Не равносильно ли обреченное отчаянное стремление попытке прикнопить к листу солнечный свет? Или бабочку, которых так много на крымских отрогах, и которых ловит теперь Савва. Прикнопишь на бумагу, свет исчезнет, бабочка умрет. И вместо полета лишь пустая кнопка и высохшая тушка.
Анна смотрит на коллекцию Саввы как смотрят на растаявший у тебя на глазах солнечный луч – был свет, и нет. Был полет крыльев этой бабочки, и нет. Приколотое тельце осталось, а полет исчез, испарился, весь вышел.
Так и из нее, как из приколотой к листу бабочки, после стольких лет приличной, «как подобает» жизни вышел свет. Полет исчез.
Стихи как дети, и дети как стихи.
Сначала мы молимся, чтобы они были – всё равно какие, хорошие, плохие, непонятные, разные. Только бы были! Только бы тебе было суждено это рождение – ребенка ли, строфы ли.
Сначала мы молимся, чтобы они были. И только потом начинаем понимать, что хорошие чужие лучше своих плохих. Или никаких.
Та девочка, в ворожбе крымского заката начинавшая понимать про стихи, еще ничего не знает про детей.
Про детей знает другая, бредущая теперь берегом осеннего моря.
И между ними нет связи.
Детям и стихам в ней одной не поместиться.

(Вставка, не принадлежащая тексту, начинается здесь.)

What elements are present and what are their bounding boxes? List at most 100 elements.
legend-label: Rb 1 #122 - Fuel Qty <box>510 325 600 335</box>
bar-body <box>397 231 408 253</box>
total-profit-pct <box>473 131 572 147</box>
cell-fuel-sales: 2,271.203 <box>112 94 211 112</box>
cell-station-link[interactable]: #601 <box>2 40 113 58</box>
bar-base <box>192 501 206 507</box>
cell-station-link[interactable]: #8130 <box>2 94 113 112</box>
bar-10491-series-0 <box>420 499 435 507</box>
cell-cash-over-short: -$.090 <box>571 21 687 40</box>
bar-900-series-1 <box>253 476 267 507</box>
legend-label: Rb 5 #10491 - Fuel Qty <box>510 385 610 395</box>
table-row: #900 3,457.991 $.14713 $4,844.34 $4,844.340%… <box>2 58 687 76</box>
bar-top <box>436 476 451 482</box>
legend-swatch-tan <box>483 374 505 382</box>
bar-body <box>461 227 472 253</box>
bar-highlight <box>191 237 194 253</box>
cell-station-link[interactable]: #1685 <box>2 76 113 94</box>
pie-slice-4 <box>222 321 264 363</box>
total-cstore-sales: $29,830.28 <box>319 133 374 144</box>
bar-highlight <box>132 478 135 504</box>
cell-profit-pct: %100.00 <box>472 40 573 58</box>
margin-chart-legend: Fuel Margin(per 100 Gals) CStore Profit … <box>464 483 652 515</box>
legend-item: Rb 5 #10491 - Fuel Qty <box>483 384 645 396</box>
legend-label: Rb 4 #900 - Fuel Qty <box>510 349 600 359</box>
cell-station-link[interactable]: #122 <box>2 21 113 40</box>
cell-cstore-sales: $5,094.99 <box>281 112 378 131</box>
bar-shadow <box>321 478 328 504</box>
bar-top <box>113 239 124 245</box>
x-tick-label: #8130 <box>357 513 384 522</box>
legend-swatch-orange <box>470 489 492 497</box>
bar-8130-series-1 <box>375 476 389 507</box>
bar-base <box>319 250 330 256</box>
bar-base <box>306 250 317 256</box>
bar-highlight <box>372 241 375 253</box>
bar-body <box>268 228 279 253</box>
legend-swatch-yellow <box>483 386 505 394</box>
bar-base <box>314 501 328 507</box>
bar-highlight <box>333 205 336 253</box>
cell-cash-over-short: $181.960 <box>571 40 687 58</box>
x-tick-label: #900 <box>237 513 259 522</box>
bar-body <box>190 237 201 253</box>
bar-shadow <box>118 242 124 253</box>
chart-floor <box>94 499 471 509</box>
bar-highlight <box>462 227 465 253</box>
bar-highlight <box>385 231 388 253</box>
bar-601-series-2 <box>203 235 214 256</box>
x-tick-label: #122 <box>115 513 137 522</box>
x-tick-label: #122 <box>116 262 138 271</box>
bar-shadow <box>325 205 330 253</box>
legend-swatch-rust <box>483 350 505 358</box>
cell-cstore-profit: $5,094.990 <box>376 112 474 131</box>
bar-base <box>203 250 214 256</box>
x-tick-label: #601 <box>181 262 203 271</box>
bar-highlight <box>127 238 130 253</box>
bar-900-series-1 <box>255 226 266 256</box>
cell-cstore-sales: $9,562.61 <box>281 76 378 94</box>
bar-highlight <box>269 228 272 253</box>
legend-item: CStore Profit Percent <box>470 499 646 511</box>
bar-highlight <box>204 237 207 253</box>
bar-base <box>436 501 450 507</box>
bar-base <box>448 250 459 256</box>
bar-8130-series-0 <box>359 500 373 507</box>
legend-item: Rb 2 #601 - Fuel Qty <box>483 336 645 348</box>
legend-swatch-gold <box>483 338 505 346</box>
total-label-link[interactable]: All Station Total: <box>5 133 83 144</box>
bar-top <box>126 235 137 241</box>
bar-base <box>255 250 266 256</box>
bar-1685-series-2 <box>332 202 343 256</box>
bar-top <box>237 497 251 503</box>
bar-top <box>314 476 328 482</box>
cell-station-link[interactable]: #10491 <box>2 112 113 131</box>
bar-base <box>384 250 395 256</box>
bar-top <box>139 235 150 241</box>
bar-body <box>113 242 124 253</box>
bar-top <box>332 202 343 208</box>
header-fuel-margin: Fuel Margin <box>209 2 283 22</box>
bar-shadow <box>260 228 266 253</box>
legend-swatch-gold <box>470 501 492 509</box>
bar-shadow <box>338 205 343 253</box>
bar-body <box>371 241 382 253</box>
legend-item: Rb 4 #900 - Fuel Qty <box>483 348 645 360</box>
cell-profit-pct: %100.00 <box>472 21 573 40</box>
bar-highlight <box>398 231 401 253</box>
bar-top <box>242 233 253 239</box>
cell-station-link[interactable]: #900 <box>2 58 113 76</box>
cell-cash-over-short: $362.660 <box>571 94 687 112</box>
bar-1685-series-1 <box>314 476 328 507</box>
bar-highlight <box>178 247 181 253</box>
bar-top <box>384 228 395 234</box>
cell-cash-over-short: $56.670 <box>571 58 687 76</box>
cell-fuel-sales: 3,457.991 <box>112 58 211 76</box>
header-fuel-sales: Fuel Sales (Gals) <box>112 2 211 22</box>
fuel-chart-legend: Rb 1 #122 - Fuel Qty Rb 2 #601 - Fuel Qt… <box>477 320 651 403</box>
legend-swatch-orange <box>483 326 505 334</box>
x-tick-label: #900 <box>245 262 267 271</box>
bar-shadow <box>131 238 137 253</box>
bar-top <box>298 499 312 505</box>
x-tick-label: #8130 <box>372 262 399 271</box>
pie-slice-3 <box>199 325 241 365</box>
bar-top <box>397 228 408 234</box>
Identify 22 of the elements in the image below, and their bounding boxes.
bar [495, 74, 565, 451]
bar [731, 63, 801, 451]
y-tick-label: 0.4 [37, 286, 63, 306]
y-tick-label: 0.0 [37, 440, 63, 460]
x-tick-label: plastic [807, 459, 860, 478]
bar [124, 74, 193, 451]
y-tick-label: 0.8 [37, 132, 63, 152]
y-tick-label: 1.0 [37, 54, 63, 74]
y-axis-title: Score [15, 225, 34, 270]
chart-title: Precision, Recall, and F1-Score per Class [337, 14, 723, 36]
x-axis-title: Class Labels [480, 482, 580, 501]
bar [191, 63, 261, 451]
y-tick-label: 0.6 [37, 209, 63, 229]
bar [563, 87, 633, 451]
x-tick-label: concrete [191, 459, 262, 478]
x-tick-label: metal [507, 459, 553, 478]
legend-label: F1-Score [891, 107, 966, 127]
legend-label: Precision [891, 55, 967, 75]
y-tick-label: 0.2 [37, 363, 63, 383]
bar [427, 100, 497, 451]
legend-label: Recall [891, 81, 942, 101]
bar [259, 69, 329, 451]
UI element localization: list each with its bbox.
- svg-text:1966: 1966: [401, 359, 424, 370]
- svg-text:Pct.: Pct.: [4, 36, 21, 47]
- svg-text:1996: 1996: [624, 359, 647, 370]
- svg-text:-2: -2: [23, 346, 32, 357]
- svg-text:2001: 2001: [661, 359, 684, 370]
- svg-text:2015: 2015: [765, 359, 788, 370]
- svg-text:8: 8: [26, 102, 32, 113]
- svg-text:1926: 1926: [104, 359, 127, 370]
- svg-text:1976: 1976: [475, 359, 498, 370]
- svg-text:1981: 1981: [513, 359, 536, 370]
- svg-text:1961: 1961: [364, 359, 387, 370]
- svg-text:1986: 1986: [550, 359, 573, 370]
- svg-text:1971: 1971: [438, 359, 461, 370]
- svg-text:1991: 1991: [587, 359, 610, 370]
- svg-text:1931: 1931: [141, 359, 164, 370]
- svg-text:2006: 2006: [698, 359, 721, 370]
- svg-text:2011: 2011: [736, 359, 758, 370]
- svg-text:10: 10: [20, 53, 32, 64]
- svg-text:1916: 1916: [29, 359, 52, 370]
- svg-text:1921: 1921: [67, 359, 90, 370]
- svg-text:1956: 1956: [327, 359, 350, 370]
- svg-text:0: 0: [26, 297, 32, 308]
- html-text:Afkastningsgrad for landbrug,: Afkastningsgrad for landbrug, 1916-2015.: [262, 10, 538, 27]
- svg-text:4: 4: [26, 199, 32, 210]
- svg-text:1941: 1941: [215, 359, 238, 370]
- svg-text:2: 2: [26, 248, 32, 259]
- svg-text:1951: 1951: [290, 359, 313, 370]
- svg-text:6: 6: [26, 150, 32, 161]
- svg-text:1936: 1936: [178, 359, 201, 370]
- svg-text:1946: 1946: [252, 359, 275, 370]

Чтобы случились дети, надо было забыть стихи. Укрыть свою душу от их боли, свою голову от их ливня. А вместе с болью и стихами запереть возможность летать, как прежде отчаянно и смело летала она с высокого утеса в воду.
Чтобы выжить, нужно было разучиться летать.
И она разучилась.
И жила.
Долго. Целых десять лет. Старательно вняв уверениям матери, что она не Ахматова, так зачем же душу рвать – пациентов психиатрических клиник и без нее хватает.
В какой-то миг ее словно выключили. Дописав с рождением старшей дочери последние строфы («…остальное добавит ей ночь – дочь…»), она не написала больше ни строки. Поменяла стихи на детей.
Она стала мамой. Рожала девочек. Сама заплетала им на ночь косички. И, казалось, нисколько таким положением не тяготилась. Свое ощущение полета она потеряла. Выбросила. И стала как все ходить по земле.
И ходила. Пока теперь, в октябре 1917-го, снова не оказалась на той крымской скале, с которой в юности летала вниз, ловя слившееся воедино ощущение страха и восторга, счастья и испуга, боли и радости.
На другой день после приезда из Петрограда снова дошла до «своей» скалы – и сама испугалась нараставшего в ней желания полететь. Ребенок, который вскоре должен был родиться, был не лучшим компаньоном для подобного рода прыжков.
Проснувшееся ощущение свободы и полета напугало – неужели снова мучиться, как прежде?! И обрадовало – неужели, как прежде – летать?!